Cara and I sat in a beautiful Spanish square last night, watching a group of ten teenagers on holiday. Not a laugh between them, not even a word, just heads bowed to glowing screens as dinner passed them by.

Just to the right, the parents’ table. No phones in sight, plenty of laughter, conversation, connection.

I looked across at my two, aged 9 and 11, and felt genuinely sad.

Right now, I can still say “no phones at the table.”

But when they reach that age, it will not be my rules that matter, and they will probably not want to sit with us old folk anyway!

It made me wonder what could be done.

What if someone from their generation started a movement?

Something simple, powerful, and viral.

Smartphone Fasting.

Not a ban.

Not another lecture.

But a lifestyle choice that feels aspirational, like intermittent fasting does for food.

A 16:8 smartphone fast:

• 16 hours “off” (no smartphone scrolling, no dopamine loops)
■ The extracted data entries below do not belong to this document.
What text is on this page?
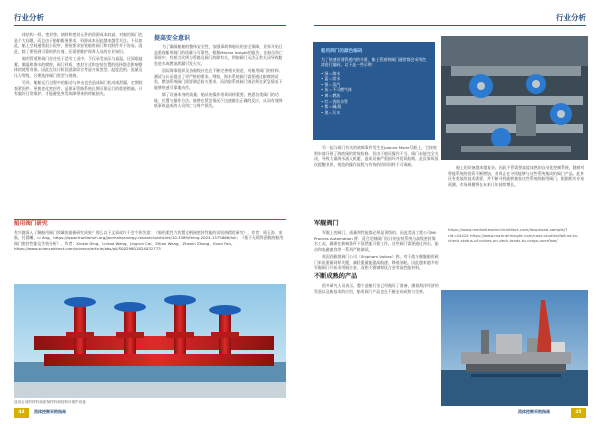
行业分析

体结构一样。密封垫、填料和密封元件的资源成本较高，对船用阀门也是个大问题，而且由于船舶服务要求，资源成本因此越来越受关注。不仅如此，船上空间通常很小很窄，要按要求安装船用阀门和其附件并不容易。国此，除了要找到可靠的供应商，还需要维护保养人员的专业知识。

船用管道和阀门往往处于恶劣工况中，不仅承受高压与高温，还面临盐雾、潮湿和海水的腐蚀，阀门材质、密封方式和安装位置的选择都会影响整体的使用寿命。因此在设计阶段就需综合考虑介质类型、温度范围、流量及压力等级，合理选择阀门类型与规格。

另外，船舶运行过程中的振动与冲击也会造成阀门松动或泄漏，定期检查紧固件、更换老化密封件，是保证管路系统长期可靠运行的重要措施。只有做好日常维护，才能避免突发故障带来的停航损失。

提高安全意识

为了确保船舶的整体安全性，加强事故和船员的安全保障，业界开始日益重视船用阀门的质量与可靠性。根据Marine Insight的报告，在船员伤亡事故中，有相当比例与管路及阀门故障有关，例如阀门无法正常关闭导致舱室进水或燃油泄漏引发火灾。

国际海事组织及各船级社也在不断完善相关规范，对船用阀门的材料、测试与认证提出了更严格的要求。例如，海水系统阀门需要通过耐腐蚀试验，燃油系统阀门需要满足防火要求，而消防系统阀门则必须在紧急情况下能够快速可靠地动作。

除了设备本身的质量，船员的操作培训同样重要。熟悉各类阀门的功能、位置与操作方法，能够在紧急情况下迅速做出正确的反应，从而有效降低事故造成的人员伤亡与财产损失。

船用阀门研究
有兴趣深入了解船用阀门领域的最新研究成果？那么以下文章或许不会令你失望：《船用柔性力装置全柄阀密封性能的试验热精优研究》，作者：邢玉涛、余航、付晨曦、Li Ang。https://www.frontiersin.org/journals/energy-research/articles/10.3389/fenrg.2024.1375866/full；《基于无瑕得函数的船用阀门密封性能及失效分析》，作者：Xinkai Ding、Lintao Wang、Jingrun Cai、Zihan Wang、Zhexin Zhang、Kuan Fan。https://www.sciencedirect.com/science/article/abs/pii/S0029801824032773
选用合适的材料和质保材料和结构可保护设备
44	流体控制采购指南
行业分析
船用阀门的颜色编码
为了快速识别管道内的介质，船上管道和阀门通常都会采用色漆进行编码。以下是一些示例：
• 绿＝海水
• 蓝＝淡水
• 银＝蒸汽
• 灰＝不可燃气体
• 黄＝燃油
• 红＝消防水管
• 紫＝碱/氨
• 黑＝污水

另一起与阀门有关的故障事件发生在Joanne Marie号船上，它按规则申请开展了海底阀的常规检修，但由于船员操作不当，阀门未能完全关闭，导致大量海水涌入机舱，造成设备严重损坏并延误航期。此次事故再次提醒业界，规范的操作流程与有效的培训同样不可或缺。

军舰阀门

军舰上的阀门，质量和性能都必须是顶级的。因此美国工程公司Mil Process Automation 将：适合定制阀门设计的安装系统与高级密封海水工况，确保在极端条件下依然能可靠工作。这些阀门需要通过冲击、振动和电磁兼容等一系列严格测试。

英国西雅图阀门公司（Shipham Valves）称，对于战斗舰艇船用阀门来说重量同样关键，减轻重量能提高航速、降低油耗。因此越来越多的军舰阀门开始采用铜合金、双相不锈钢和钛合金等高性能材料。

不断成熟的产品

很多研究人员表示，整个造船行业已经做好了准备，随着海洋经济的发展以及新技术的应用，船用阀门产品也在不断走向成熟与完善。

船上的设备越来越复杂，因此不管需要高度成熟的自动化控制系统，随着对智能系统的投资不断增加，业界正在寻找能够与这些系统集成的阀门产品。此外还有类似的技术需要，并不断寻找能够兼容这些系统的船用阀门，根据相关专家预测，市场规模将在未来几年持续增长。

https://www.marketresearchintellect.com/download-sample/?rid=44424 https://www.marinerinsight.com/case-studies/failure-to-check-status-of-valves-on-deck-leads-to-cargo-overflow/
流体控制采购指南	45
• 8 hours “on” (time for social, entertainment, connection)

Start just before dinner so evenings are for family and conversation.

End around lunchtime, giving you distraction-free mornings for sleep, workouts, journaling, studying, or even content creation if you are so inclined.

A classic camera, a DSLR, or even the Nokia brick could capture those moments.

Laptops could still be used in the morning to work on projects, but without email, Slack, or social media until lunchtime.

Now imagine an app that:

• Starts and ends your smartphone fast

• Tracks streaks and rewards progress

• Lets parents or friends send encouragement or pay for rewards

• Redirects calls during your “off” time to a brick Nokia you carry with you, while your smartphone stays at home

• Even lets parents align pocket money with completed streaks

Monetisation could come from partnerships, ads, and branded daily journals that support the routine.

The benefits?

Better sleep. Sharper focus. Stronger connections. A sense of control.

I do not know if this is just a hopeless rant, or a calling for action, maybe my action, maybe not, but when it comes to our kids mental health maybe this is important enough to explore?

👉 Do you think “smartphone fasting” has legs?